By
Dodger
This is a snippet of a new story based in wartime London that I plan to post in the spring. It's different from anything that I've tried before, so it would be interesting to get some feedback.
“I heard when they dug out Mrs Jones; she had no head,” said Sammy.
“Really?” I pulled a face but soon joined him laughing at the poor woman’s misfortune. It was how we coped at the time; we meant no harm. Mrs Jones was a nice lady; she was the green grocer’s wife and she knew my mum. Their house had been hit the day before, killing her and her husband while they were in bed. It took several hours to dig them out of the rubble, and apparently, according to Sammy, she had been decapitated. I don’t know why we laughed, because it wasn’t funny, but I think that it helped us cope with the horrors that we were witnessing every day.
There was no room for sadness or compassion. Thousands were dying all around us; people that we knew. Neighbours, relatives, friends, old people, our mates from school, young children and even babies. The bombing was indiscriminate, and when someone we knew was killed, it was a case of rather them than us. We grew up very quickly that year and in more ways than one.

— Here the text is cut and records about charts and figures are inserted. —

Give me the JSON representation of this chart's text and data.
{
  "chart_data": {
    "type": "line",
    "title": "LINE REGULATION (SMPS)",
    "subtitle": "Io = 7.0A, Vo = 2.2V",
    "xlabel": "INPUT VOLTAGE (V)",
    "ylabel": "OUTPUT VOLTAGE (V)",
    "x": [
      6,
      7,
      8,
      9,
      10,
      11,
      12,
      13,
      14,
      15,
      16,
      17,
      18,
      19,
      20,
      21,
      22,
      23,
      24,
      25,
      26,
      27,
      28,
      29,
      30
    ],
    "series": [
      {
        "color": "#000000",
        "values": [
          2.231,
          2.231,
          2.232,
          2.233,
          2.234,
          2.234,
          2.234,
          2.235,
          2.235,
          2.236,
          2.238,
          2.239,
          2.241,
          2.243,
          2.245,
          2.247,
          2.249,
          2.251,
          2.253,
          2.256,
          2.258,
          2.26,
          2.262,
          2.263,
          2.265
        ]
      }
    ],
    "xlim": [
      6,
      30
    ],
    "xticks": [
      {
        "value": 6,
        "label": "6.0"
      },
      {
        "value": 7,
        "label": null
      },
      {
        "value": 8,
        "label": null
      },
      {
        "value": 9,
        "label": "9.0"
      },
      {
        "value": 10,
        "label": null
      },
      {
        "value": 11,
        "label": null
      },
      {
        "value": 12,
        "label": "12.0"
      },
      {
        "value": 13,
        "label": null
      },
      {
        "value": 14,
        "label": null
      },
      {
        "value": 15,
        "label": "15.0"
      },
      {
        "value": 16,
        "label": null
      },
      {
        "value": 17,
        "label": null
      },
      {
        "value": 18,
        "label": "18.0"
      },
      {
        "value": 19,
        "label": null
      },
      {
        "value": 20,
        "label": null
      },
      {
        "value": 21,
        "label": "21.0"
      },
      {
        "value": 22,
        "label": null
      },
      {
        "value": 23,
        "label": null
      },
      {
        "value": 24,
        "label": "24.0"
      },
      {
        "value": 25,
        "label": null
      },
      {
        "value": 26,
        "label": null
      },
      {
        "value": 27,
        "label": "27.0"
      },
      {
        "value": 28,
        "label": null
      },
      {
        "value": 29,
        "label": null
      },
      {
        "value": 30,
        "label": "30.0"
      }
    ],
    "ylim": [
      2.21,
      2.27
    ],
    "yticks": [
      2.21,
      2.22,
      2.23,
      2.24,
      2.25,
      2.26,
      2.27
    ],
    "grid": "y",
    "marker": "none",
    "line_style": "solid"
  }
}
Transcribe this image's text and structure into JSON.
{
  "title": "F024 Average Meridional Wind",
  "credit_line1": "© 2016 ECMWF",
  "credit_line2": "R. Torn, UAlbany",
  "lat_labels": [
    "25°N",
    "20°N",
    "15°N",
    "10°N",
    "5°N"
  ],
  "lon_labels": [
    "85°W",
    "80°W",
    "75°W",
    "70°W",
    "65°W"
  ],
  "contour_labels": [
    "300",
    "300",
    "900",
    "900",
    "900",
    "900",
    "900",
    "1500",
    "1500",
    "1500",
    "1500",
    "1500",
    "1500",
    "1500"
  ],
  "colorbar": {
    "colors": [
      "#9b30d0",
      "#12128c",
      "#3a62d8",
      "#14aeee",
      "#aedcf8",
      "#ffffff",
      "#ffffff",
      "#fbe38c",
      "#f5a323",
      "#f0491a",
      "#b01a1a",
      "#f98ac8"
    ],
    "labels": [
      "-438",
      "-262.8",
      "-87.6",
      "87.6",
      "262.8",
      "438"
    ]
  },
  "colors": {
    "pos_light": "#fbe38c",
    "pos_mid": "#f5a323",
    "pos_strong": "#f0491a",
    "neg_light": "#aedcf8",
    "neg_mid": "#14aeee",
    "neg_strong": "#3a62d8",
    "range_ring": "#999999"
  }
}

We were walking to his house. It was Sunday; my only day off from work, and I had skipped church to meet Sammy at the market.
“Where are you going later,” he said and when he turned his head, I caught that sparkle in his eye as it briefly met with mine. It was accompanied by a faint, but telling grin that warned me of his intentions and started a familiar butterflies in my stomach.
He lived about a mile from me, but the Germans, had recently cut the journey in half by bombing the milkman’s house at the end of his road. We lost our delivery, but gained a useful, if precarious short cut across a mound of rubble, timber, and broken glass that was once his home.
Most of his furniture of any worth had gone, either removed by his family or looters, but the rubble was still littered with personal items that were either too damaged to be of any use or that nobody wanted. The two story house had been reduced to one, and we threaded our way through the remains of what looked like his upstairs bedroom. Underneath, was the living room, where they had found his body, and to one side was the staircase. It was the only part of the house still standing and attached to a small broken section of wall. It looked funny, a staircase going to nowhere, but the stairs often survived along with the chimneys.